Friday, 4 January 2019

Council debt mountain soars another £10 million

by DOUG COLLIE

Scottish Borders Council borrowed £10 million from the Public Works Loans Board [PWLB] the day after it finalised a £9.6 million property deal to purchase a country estate near Melrose.

Not Just Sheep & Rugby was first to report last month that the poverty stricken local authority which has repeatedly cut front line public services in recent years had assumed ownership of the remaining 109 acres of Lowood after completing negotiations with the previous owners, the Hamilton family.

But details of how the acquisition of the estate with its nine properties including a substantial residence had been financed were not included in a report published by SBC in advance of a full council meeting shortly before Christmas. It confirmed the deal had been concluded on December 6th.

This week the UK Government's Debt Management Office published a list of cash advances made to councils, police authorities and other public bodies during December 2018.

It shows that on December 7th Scottish Borders Council arranged a £10 million loan from the PWLB with the money to be spent "immediately". According to the published data SBC will pay interest of 2.74% on the loan which will be repaid over 30 years.

There has been no indication that this multi-million pound loan was needed to pay for Lowood. And we understand elected councillors are not able or willing to discuss the terms of the purchase which is designed to free up land principally for house building but also for other development purposes.

Last month's council meeting was told in a report: "The Council paid £9.6 million for the estate (lower than the price cap previously agreed by Council) and is now finalising the expenses due on the purchase which will form part of the overall project cost".

There have already been claims the £9.6 million paid for the estate was excessive.
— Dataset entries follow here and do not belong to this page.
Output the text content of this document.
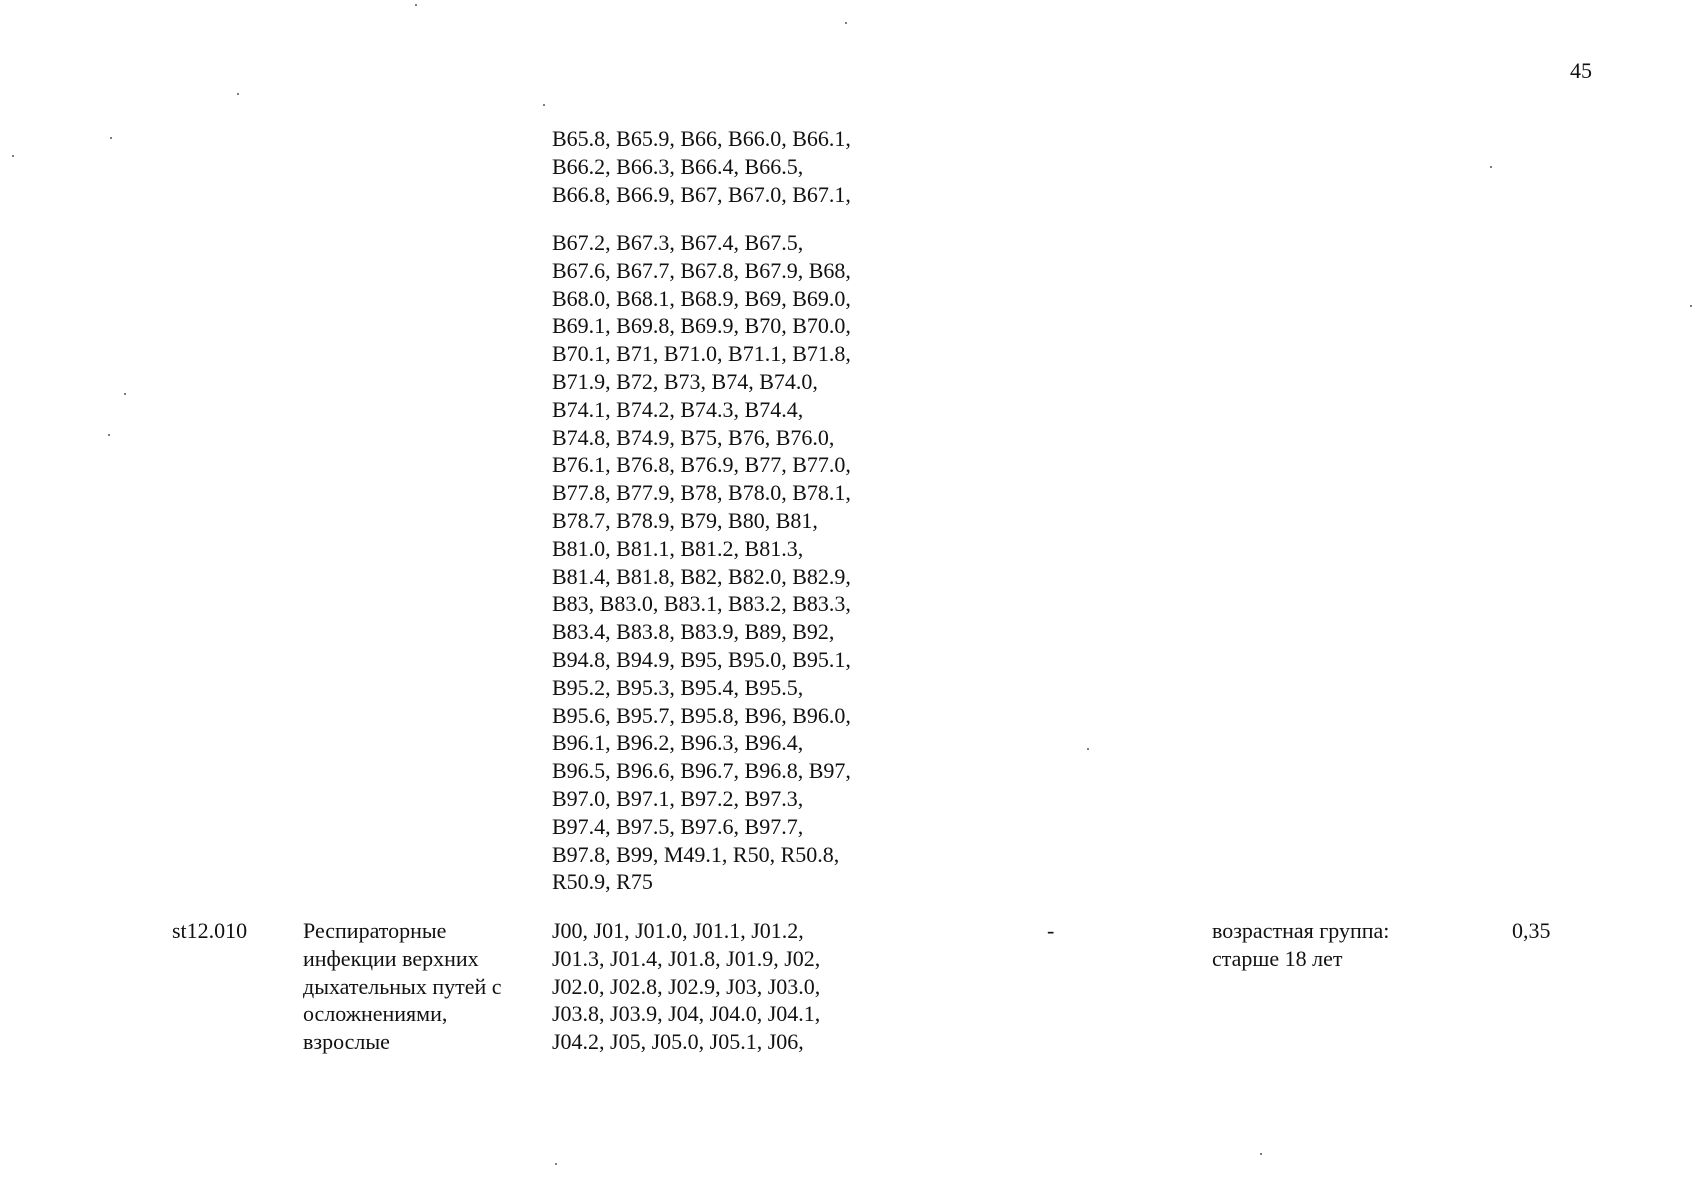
45
B65.8, B65.9, B66, B66.0, B66.1,
B66.2, B66.3, B66.4, B66.5,
B66.8, B66.9, B67, B67.0, B67.1,
B67.2, B67.3, B67.4, B67.5,
B67.6, B67.7, B67.8, B67.9, B68,
B68.0, B68.1, B68.9, B69, B69.0,
B69.1, B69.8, B69.9, B70, B70.0,
B70.1, B71, B71.0, B71.1, B71.8,
B71.9, B72, B73, B74, B74.0,
B74.1, B74.2, B74.3, B74.4,
B74.8, B74.9, B75, B76, B76.0,
B76.1, B76.8, B76.9, B77, B77.0,
B77.8, B77.9, B78, B78.0, B78.1,
B78.7, B78.9, B79, B80, B81,
B81.0, B81.1, B81.2, B81.3,
B81.4, B81.8, B82, B82.0, B82.9,
B83, B83.0, B83.1, B83.2, B83.3,
B83.4, B83.8, B83.9, B89, B92,
B94.8, B94.9, B95, B95.0, B95.1,
B95.2, B95.3, B95.4, B95.5,
B95.6, B95.7, B95.8, B96, B96.0,
B96.1, B96.2, B96.3, B96.4,
B96.5, B96.6, B96.7, B96.8, B97,
B97.0, B97.1, B97.2, B97.3,
B97.4, B97.5, B97.6, B97.7,
B97.8, B99, M49.1, R50, R50.8,
R50.9, R75
st12.010	Респираторные
инфекции верхних
дыхательных путей с
осложнениями,
взрослые
J00, J01, J01.0, J01.1, J01.2,
J01.3, J01.4, J01.8, J01.9, J02,
J02.0, J02.8, J02.9, J03, J03.0,
J03.8, J03.9, J04, J04.0, J04.1,
J04.2, J05, J05.0, J05.1, J06,
-	возрастная группа:
старше 18 лет
0,35
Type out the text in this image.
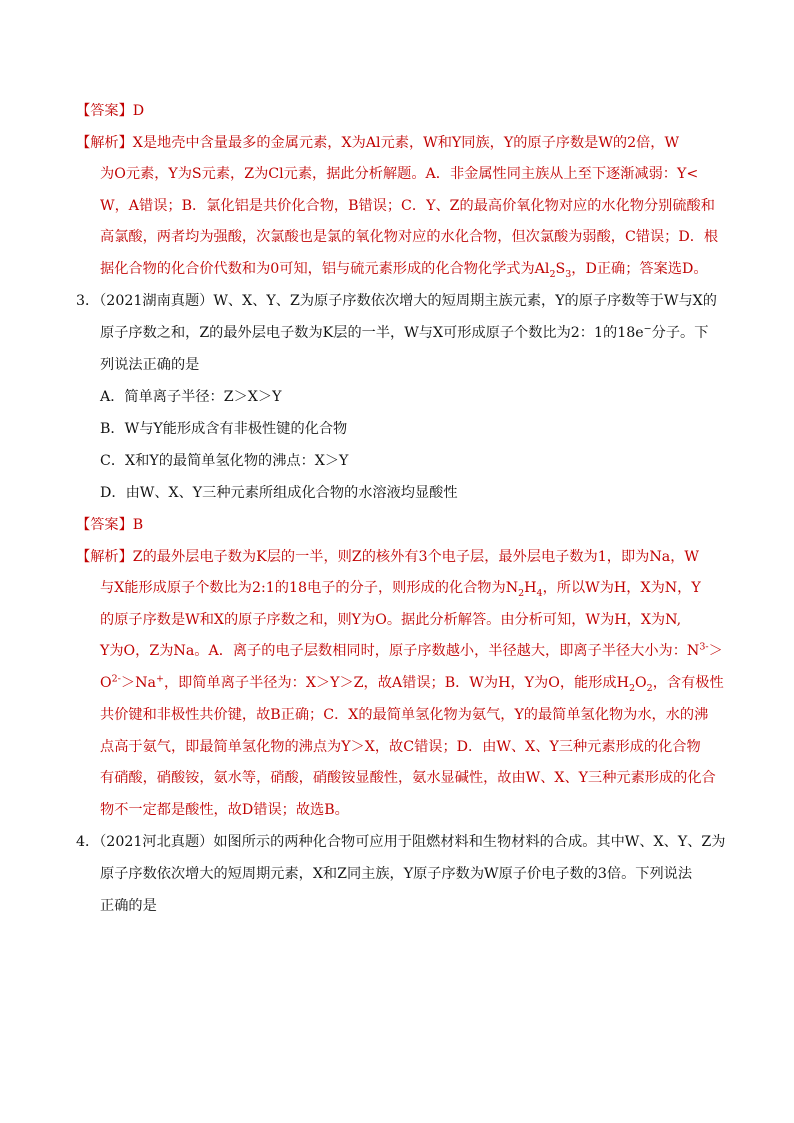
【答案】D
【解析】X是地壳中含量最多的金属元素，X为Al元素，W和Y同族，Y的原子序数是W的2倍，W
为O元素，Y为S元素，Z为Cl元素，据此分析解题。A．非金属性同主族从上至下逐渐减弱：Y<
W，A错误；B．氯化铝是共价化合物，B错误；C．Y、Z的最高价氧化物对应的水化物分别硫酸和
高氯酸，两者均为强酸，次氯酸也是氯的氧化物对应的水化合物，但次氯酸为弱酸，C错误；D．根
据化合物的化合价代数和为0可知，铝与硫元素形成的化合物化学式为$Al_2S_3$，D正确；答案选D。
3．（2021湖南真题）W、X、Y、Z为原子序数依次增大的短周期主族元素，Y的原子序数等于W与X的
原子序数之和，Z的最外层电子数为K层的一半，W与X可形成原子个数比为2：1的18e−分子。下
列说法正确的是
A．简单离子半径：Z＞X＞Y
B．W与Y能形成含有非极性键的化合物
C．X和Y的最简单氢化物的沸点：X＞Y
D．由W、X、Y三种元素所组成化合物的水溶液均显酸性
【答案】B
【解析】Z的最外层电子数为K层的一半，则Z的核外有3个电子层，最外层电子数为1，即为Na，W
与X能形成原子个数比为2:1的18电子的分子，则形成的化合物为$N_2H_4$，所以W为H，X为N，Y
的原子序数是W和X的原子序数之和，则Y为O。据此分析解答。由分析可知，W为H，X为N,
Y为O，Z为Na。A．离子的电子层数相同时，原子序数越小，半径越大，即离子半径大小为：$N^{3-}>$
$O^{2-}>Na^+$，即简单离子半径为：X＞Y＞Z，故A错误；B．W为H，Y为O，能形成$H_2O_2$，含有极性
共价键和非极性共价键，故B正确；C．X的最简单氢化物为氨气，Y的最简单氢化物为水，水的沸
点高于氨气，即最简单氢化物的沸点为Y＞X，故C错误；D．由W、X、Y三种元素形成的化合物
有硝酸，硝酸铵，氨水等，硝酸，硝酸铵显酸性，氨水显碱性，故由W、X、Y三种元素形成的化合
物不一定都是酸性，故D错误；故选B。
4．（2021河北真题）如图所示的两种化合物可应用于阻燃材料和生物材料的合成。其中W、X、Y、Z为
原子序数依次增大的短周期元素，X和Z同主族，Y原子序数为W原子价电子数的3倍。下列说法
正确的是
Councillor Stuart Bell, leader of the opposition SNP group at SBC told the December council meeting:"The £9.6 million outlay, plus expenses, plus cost of maintaining the land and assets, plus the cost of borrowing mean we’ll need to sell it all for over £11 million just to break even.  Reports we have seen in private say there will also be significant infrastructure costs to develop the site.

"I don’t believe this site is worth £9.6 million, when you go into the detail of the terms and conditions of the sale; and that – as we know – was the opinion of the District Valuer whose assessment with vacant possession (which we will not have) was much lower than 9.6 million. Even when adjusted up for a “special assumption” she valued the land at a price lower than we are paying".

Perhaps the authority's hard-pressed council taxpayers and some councillors will be concerned at the size of the escalating debt mountain on the council's books.

The audited accounts for 2017/18 record total financial liabilities of £252.8 million as of March 2018. That figure had increased by more than £3 million over twelve months (£249.6 million at March 2017).

Latest financial information shows total borrowing - mainly from the PWLB, but also including a series of so-called LOBO loans - stood at £202.7 million, a significant increase from the 2017 figure of £196.5 million. PWLB debt on its own went up from £112.4 million to £119.6 million in the space of a year.

On top of that must be added £47 million of outstanding interest on three secondary schools built using PFI arrangements which will continue to drain money from council coffers for many years to come. SBC expects to pay £10.8 million in 2018/19 to service its overall PFI debt.

The annual charges including interest payable on loans used for capital expenditure totalled £11.68 million in 2017/18. The overall figure to service debts of more than £22 million when PFI is included equates to a sum capable of paying for a range of local government services.

If local taxpayers are expected to foot the bill for the purchase of Lowood over the next three decades then surely they are entitled to see the full details of the deal and the background which persuaded a majority of their elected representatives to spend £9.6 million of other people's hard earned money. For example what price did the District Valuer put on the Lowood land?

Unfortunately it seems every effort will be made to prevent information reaching the public domain.